Encontrará facilmente o livro, o filme já esteve no circuito comercial, mas encontra o vídeo em qualquer bom clube de vídeos.

Beijinhos

Fernanda Ferreira - Ná disse...

Olá querida Ana,

Já me tinhas dito sim, eu sei que publiquei algo sobre este tema, outra abordagem anteriormente.

Se tens o livro em cada, tens "obrigação" de o ler.
Leva-o contigo nos teus momentos de lazer, quando fores à praia, ou de férias.
Promete que o lerás.

Beijinhos

Fernanda Ferreira - Ná disse...

Querido Luís,

Desculpe, não levei pela ordem, como costumo fazer, mas diz-se que os últimos são os primeiros.
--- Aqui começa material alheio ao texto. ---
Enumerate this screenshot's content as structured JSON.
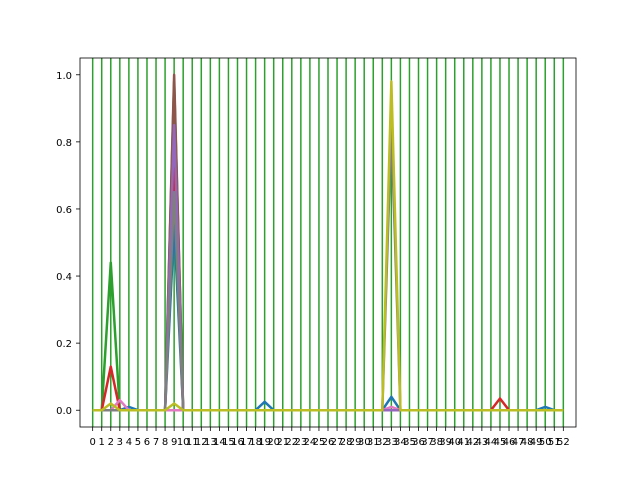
{
  "chart_data": {
    "type": "line",
    "title": "",
    "xlabel": "",
    "ylabel": "",
    "xlim": [
      -1.4,
      53.4
    ],
    "ylim": [
      -0.05,
      1.05
    ],
    "x_ticks": [
      0,
      1,
      2,
      3,
      4,
      5,
      6,
      7,
      8,
      9,
      10,
      11,
      12,
      13,
      14,
      15,
      16,
      17,
      18,
      19,
      20,
      21,
      22,
      23,
      24,
      25,
      26,
      27,
      28,
      29,
      30,
      31,
      32,
      33,
      34,
      35,
      36,
      37,
      38,
      39,
      40,
      41,
      42,
      43,
      44,
      45,
      46,
      47,
      48,
      49,
      50,
      51,
      52
    ],
    "x_tick_labels": [
      "0",
      "1",
      "2",
      "3",
      "4",
      "5",
      "6",
      "7",
      "8",
      "9",
      "10",
      "11",
      "12",
      "13",
      "14",
      "15",
      "16",
      "17",
      "18",
      "19",
      "20",
      "21",
      "22",
      "23",
      "24",
      "25",
      "26",
      "27",
      "28",
      "29",
      "30",
      "31",
      "32",
      "33",
      "34",
      "35",
      "36",
      "37",
      "38",
      "39",
      "40",
      "41",
      "42",
      "43",
      "44",
      "45",
      "46",
      "47",
      "48",
      "49",
      "50",
      "51",
      "52"
    ],
    "y_ticks": [
      0.0,
      0.2,
      0.4,
      0.6,
      0.8,
      1.0
    ],
    "y_tick_labels": [
      "0.0",
      "0.2",
      "0.4",
      "0.6",
      "0.8",
      "1.0"
    ],
    "vertical_lines": {
      "x": [
        0,
        1,
        2,
        3,
        4,
        5,
        6,
        7,
        8,
        9,
        10,
        11,
        12,
        13,
        14,
        15,
        16,
        17,
        18,
        19,
        20,
        21,
        22,
        23,
        24,
        25,
        26,
        27,
        28,
        29,
        30,
        31,
        32,
        33,
        34,
        35,
        36,
        37,
        38,
        39,
        40,
        41,
        42,
        43,
        44,
        45,
        46,
        47,
        48,
        49,
        50,
        51,
        52
      ],
      "color": "#2ca02c"
    },
    "series": [
      {
        "color": "#1f77b4",
        "points": [
          [
            3,
            0
          ],
          [
            4,
            0.01
          ],
          [
            5,
            0
          ],
          [
            8,
            0
          ],
          [
            9,
            0.55
          ],
          [
            10,
            0
          ],
          [
            18,
            0
          ],
          [
            19,
            0.025
          ],
          [
            20,
            0
          ],
          [
            32,
            0
          ],
          [
            33,
            0.04
          ],
          [
            34,
            0
          ],
          [
            49,
            0
          ],
          [
            50,
            0.01
          ],
          [
            51,
            0
          ]
        ]
      },
      {
        "color": "#2ca02c",
        "points": [
          [
            1,
            0
          ],
          [
            2,
            0.44
          ],
          [
            3,
            0
          ],
          [
            8,
            0
          ],
          [
            9,
            0.98
          ],
          [
            10,
            0
          ]
        ]
      },
      {
        "color": "#d62728",
        "points": [
          [
            1,
            0
          ],
          [
            2,
            0.13
          ],
          [
            3,
            0
          ],
          [
            8,
            0
          ],
          [
            9,
            0.72
          ],
          [
            10,
            0
          ],
          [
            44,
            0
          ],
          [
            45,
            0.035
          ],
          [
            46,
            0
          ]
        ]
      },
      {
        "color": "#8c564b",
        "points": [
          [
            8,
            0
          ],
          [
            9,
            1.0
          ],
          [
            10,
            0
          ]
        ]
      },
      {
        "color": "#e377c2",
        "points": [
          [
            2,
            0
          ],
          [
            3,
            0.03
          ],
          [
            4,
            0
          ],
          [
            32,
            0
          ],
          [
            33,
            0.01
          ],
          [
            34,
            0
          ]
        ]
      },
      {
        "color": "#9467bd",
        "points": [
          [
            8,
            0
          ],
          [
            9,
            0.85
          ],
          [
            10,
            0
          ]
        ]
      },
      {
        "color": "#7f7f7f",
        "points": [
          [
            8,
            0
          ],
          [
            9,
            0.65
          ],
          [
            10,
            0
          ],
          [
            32,
            0
          ],
          [
            33,
            0.85
          ],
          [
            34,
            0
          ]
        ]
      },
      {
        "color": "#bcbd22",
        "points": [
          [
            1,
            0
          ],
          [
            2,
            0.02
          ],
          [
            3,
            0
          ],
          [
            8,
            0
          ],
          [
            9,
            0.02
          ],
          [
            10,
            0
          ],
          [
            32,
            0
          ],
          [
            33,
            0.98
          ],
          [
            34,
            0
          ]
        ]
      }
    ],
    "grid": false,
    "legend": "none"
  }
}
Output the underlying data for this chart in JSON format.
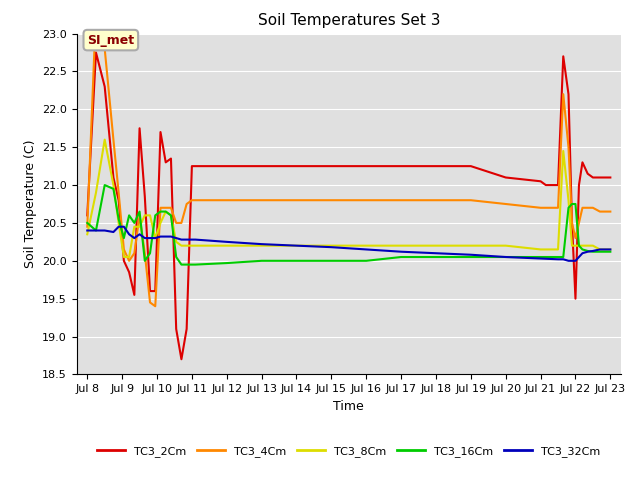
{
  "title": "Soil Temperatures Set 3",
  "xlabel": "Time",
  "ylabel": "Soil Temperature (C)",
  "ylim": [
    18.5,
    23.0
  ],
  "xlim": [
    7.7,
    23.3
  ],
  "bg_color": "#e0e0e0",
  "annotation_text": "SI_met",
  "annotation_bg": "#ffffcc",
  "annotation_border": "#aaaaaa",
  "series": {
    "TC3_2Cm": {
      "color": "#dd0000",
      "data_x": [
        8.0,
        8.25,
        8.5,
        8.75,
        8.9,
        9.05,
        9.2,
        9.35,
        9.5,
        9.65,
        9.8,
        9.95,
        10.1,
        10.25,
        10.4,
        10.55,
        10.7,
        10.85,
        11.0,
        11.1,
        12.0,
        13.0,
        14.0,
        15.0,
        16.0,
        17.0,
        18.0,
        19.0,
        20.0,
        21.0,
        21.15,
        21.5,
        21.65,
        21.8,
        21.9,
        22.0,
        22.1,
        22.2,
        22.35,
        22.5,
        22.7,
        22.85,
        23.0
      ],
      "data_y": [
        20.6,
        22.75,
        22.3,
        21.1,
        20.8,
        20.0,
        19.85,
        19.55,
        21.75,
        20.85,
        19.6,
        19.6,
        21.7,
        21.3,
        21.35,
        19.1,
        18.7,
        19.1,
        21.25,
        21.25,
        21.25,
        21.25,
        21.25,
        21.25,
        21.25,
        21.25,
        21.25,
        21.25,
        21.1,
        21.05,
        21.0,
        21.0,
        22.7,
        22.2,
        20.5,
        19.5,
        21.0,
        21.3,
        21.15,
        21.1,
        21.1,
        21.1,
        21.1
      ]
    },
    "TC3_4Cm": {
      "color": "#ff8800",
      "data_x": [
        8.0,
        8.25,
        8.5,
        8.75,
        8.9,
        9.05,
        9.2,
        9.35,
        9.5,
        9.65,
        9.8,
        9.95,
        10.1,
        10.25,
        10.4,
        10.55,
        10.7,
        10.85,
        11.0,
        11.1,
        12.0,
        13.0,
        14.0,
        15.0,
        16.0,
        17.0,
        18.0,
        19.0,
        20.0,
        21.0,
        21.5,
        21.65,
        21.8,
        21.9,
        22.0,
        22.1,
        22.2,
        22.35,
        22.5,
        22.7,
        22.85,
        23.0
      ],
      "data_y": [
        20.45,
        23.3,
        22.8,
        21.6,
        20.9,
        20.15,
        20.0,
        20.1,
        20.6,
        20.1,
        19.45,
        19.4,
        20.7,
        20.7,
        20.7,
        20.5,
        20.5,
        20.75,
        20.8,
        20.8,
        20.8,
        20.8,
        20.8,
        20.8,
        20.8,
        20.8,
        20.8,
        20.8,
        20.75,
        20.7,
        20.7,
        22.2,
        21.5,
        20.5,
        20.3,
        20.5,
        20.7,
        20.7,
        20.7,
        20.65,
        20.65,
        20.65
      ]
    },
    "TC3_8Cm": {
      "color": "#dddd00",
      "data_x": [
        8.0,
        8.25,
        8.5,
        8.75,
        8.9,
        9.05,
        9.2,
        9.35,
        9.5,
        9.65,
        9.8,
        9.95,
        10.1,
        10.25,
        10.4,
        10.55,
        10.7,
        10.85,
        11.0,
        11.1,
        12.0,
        13.0,
        14.0,
        15.0,
        16.0,
        17.0,
        18.0,
        19.0,
        20.0,
        21.0,
        21.5,
        21.65,
        21.8,
        21.9,
        22.0,
        22.1,
        22.2,
        22.35,
        22.5,
        22.7,
        22.85,
        23.0
      ],
      "data_y": [
        20.35,
        20.9,
        21.6,
        21.0,
        20.5,
        20.05,
        20.05,
        20.45,
        20.45,
        20.6,
        20.6,
        20.3,
        20.5,
        20.65,
        20.6,
        20.25,
        20.2,
        20.2,
        20.2,
        20.2,
        20.2,
        20.2,
        20.2,
        20.2,
        20.2,
        20.2,
        20.2,
        20.2,
        20.2,
        20.15,
        20.15,
        21.45,
        20.8,
        20.2,
        20.2,
        20.2,
        20.2,
        20.2,
        20.2,
        20.15,
        20.15,
        20.15
      ]
    },
    "TC3_16Cm": {
      "color": "#00cc00",
      "data_x": [
        8.0,
        8.25,
        8.5,
        8.75,
        8.9,
        9.05,
        9.2,
        9.35,
        9.5,
        9.65,
        9.8,
        9.95,
        10.1,
        10.25,
        10.4,
        10.55,
        10.7,
        10.85,
        11.0,
        11.1,
        12.0,
        13.0,
        14.0,
        15.0,
        16.0,
        17.0,
        18.0,
        19.0,
        20.0,
        21.0,
        21.5,
        21.65,
        21.8,
        21.9,
        22.0,
        22.1,
        22.2,
        22.35,
        22.5,
        22.7,
        22.85,
        23.0
      ],
      "data_y": [
        20.5,
        20.4,
        21.0,
        20.95,
        20.55,
        20.3,
        20.6,
        20.5,
        20.65,
        20.0,
        20.1,
        20.6,
        20.65,
        20.65,
        20.6,
        20.05,
        19.95,
        19.95,
        19.95,
        19.95,
        19.97,
        20.0,
        20.0,
        20.0,
        20.0,
        20.05,
        20.05,
        20.05,
        20.05,
        20.05,
        20.05,
        20.05,
        20.7,
        20.75,
        20.75,
        20.2,
        20.15,
        20.13,
        20.12,
        20.12,
        20.12,
        20.12
      ]
    },
    "TC3_32Cm": {
      "color": "#0000bb",
      "data_x": [
        8.0,
        8.25,
        8.5,
        8.75,
        8.9,
        9.05,
        9.2,
        9.35,
        9.5,
        9.65,
        9.8,
        9.95,
        10.1,
        10.25,
        10.4,
        10.55,
        10.7,
        10.85,
        11.0,
        11.1,
        12.0,
        13.0,
        14.0,
        15.0,
        16.0,
        17.0,
        18.0,
        19.0,
        20.0,
        21.0,
        21.5,
        21.65,
        21.8,
        21.9,
        22.0,
        22.1,
        22.2,
        22.35,
        22.5,
        22.7,
        22.85,
        23.0
      ],
      "data_y": [
        20.4,
        20.4,
        20.4,
        20.38,
        20.45,
        20.45,
        20.35,
        20.3,
        20.35,
        20.3,
        20.3,
        20.3,
        20.32,
        20.32,
        20.32,
        20.3,
        20.28,
        20.28,
        20.28,
        20.28,
        20.25,
        20.22,
        20.2,
        20.18,
        20.15,
        20.12,
        20.1,
        20.08,
        20.05,
        20.03,
        20.02,
        20.02,
        20.0,
        20.0,
        20.0,
        20.05,
        20.1,
        20.12,
        20.13,
        20.15,
        20.15,
        20.15
      ]
    }
  },
  "xtick_labels": [
    "Jul 8",
    "Jul 9",
    "Jul 10",
    "Jul 11",
    "Jul 12",
    "Jul 13",
    "Jul 14",
    "Jul 15",
    "Jul 16",
    "Jul 17",
    "Jul 18",
    "Jul 19",
    "Jul 20",
    "Jul 21",
    "Jul 22",
    "Jul 23"
  ],
  "xtick_positions": [
    8,
    9,
    10,
    11,
    12,
    13,
    14,
    15,
    16,
    17,
    18,
    19,
    20,
    21,
    22,
    23
  ],
  "ytick_positions": [
    18.5,
    19.0,
    19.5,
    20.0,
    20.5,
    21.0,
    21.5,
    22.0,
    22.5,
    23.0
  ],
  "legend_labels": [
    "TC3_2Cm",
    "TC3_4Cm",
    "TC3_8Cm",
    "TC3_16Cm",
    "TC3_32Cm"
  ],
  "legend_colors": [
    "#dd0000",
    "#ff8800",
    "#dddd00",
    "#00cc00",
    "#0000bb"
  ]
}
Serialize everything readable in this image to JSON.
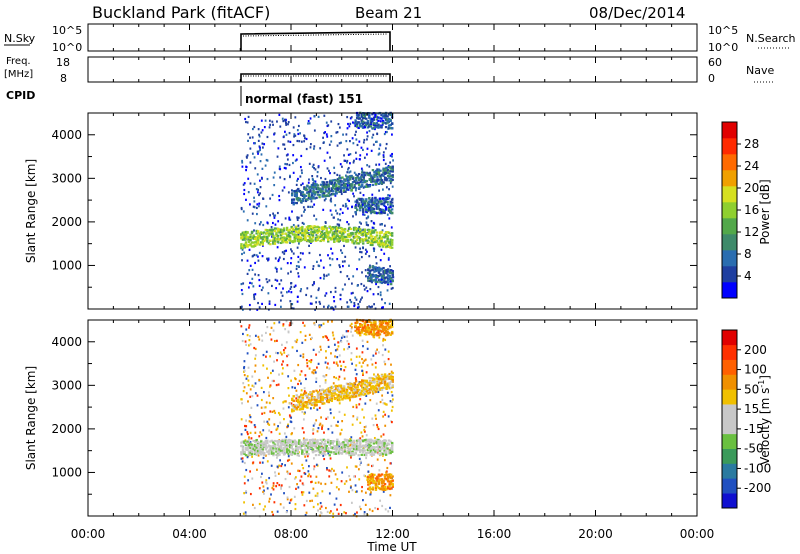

Se ficou com a pulga atrás da orelha, já cumpri o meu dever...agora mate-a.

Beijinhos

Unknown disse...

Prometo sim Querida amiga,
se ainda não o fiz, é só porque o meu tempo actualmente anda muito escasso.

Um beijinho amigo,
Ana Martins

Fernanda Ferreira - Ná disse...

Querida Ana,

E eu até sei porquê.
Porque será que falta o tempo à nossa Ana???
Vejam só neste link - http://avesemasas3.blogspot.com/

Desculpa a partida Ana, mas é digno de ser apreciado.

Beijinhos

**Viver a Alma** disse...
Este comentário foi removido pelo autor.
**Viver a Alma** disse...

Querida Ná

Veja como as coisas são:
ao procurar algo na net que não me lembrava mais, aparece-me este blog e logo, com um tema de se lhe tirar o chapéu!

Se reparar bem, a maior "cegueira" que Saramago quis evidenciar era a de CARÁCTER! PORQUE ESTA, É A SÚMULA DE TODAS AS OUTRAS, tão só, porque nela se concentra toda a Essencia do Ser humano.
Carácter é "coisa" com que se nasce! - Por isso...
ou se tem...ou não!

E não é necessário ler esta obra de Saramago ou sequer ver o filme, para aqueles que realmente são cegos, pois não iriam perceber o sentido implícido!
Porque quem não vê, muito menos "repara"!!! - DE LA PALISSE!

Vejo que a política nem aqui escapa mediante tema que daria pano para mangas...
uma pena! - vai sempre tudo dar ao mesmo, como se já não bastassem já as notícias que diariamente vêm a lume e que sinceramente, já NÃO SE AGUENTAM!Mas, como se isso não bastasse, há ainda quem acentue as faltas dos outros, como se não tivesse TELHADOS DE VIDRO! E NÃO IMPORTA SE É ESTE OU OUTRO GOVERNO, SE CÁ OU EM ESPANHA OU NO BRASIL, OU NO IRÃO, OU NO RAIO!
Isto tem alguma consistência??

E AINDA FALAM DE APEDREJAMENTOS?
PARA AQUELAS PESSOAS QUE TÊM SEMPRE PEDRAS PARA ATIRAR???...QUALQUER INDIGNAÇÃO QUE TENHAM ACERCA DA CULTURA RETRÓGRADA E CARNIFICINA DOUTROS POVOS...DEVE-SE CONSIDERAR BRINCADEIRA, NÃO?!

Realmente lerem-se comentários ou posts nesta blogosfera, dum modo geral, não é a melhor escolha, porque não é, de todo, a melhor escola!

deixo o meu abraço de sempre...
Mariz

Fernanda Ferreira - Ná disse...

Querida Mariz!

Palavras para quê?
Está tudo dito e muito bem, como sempre.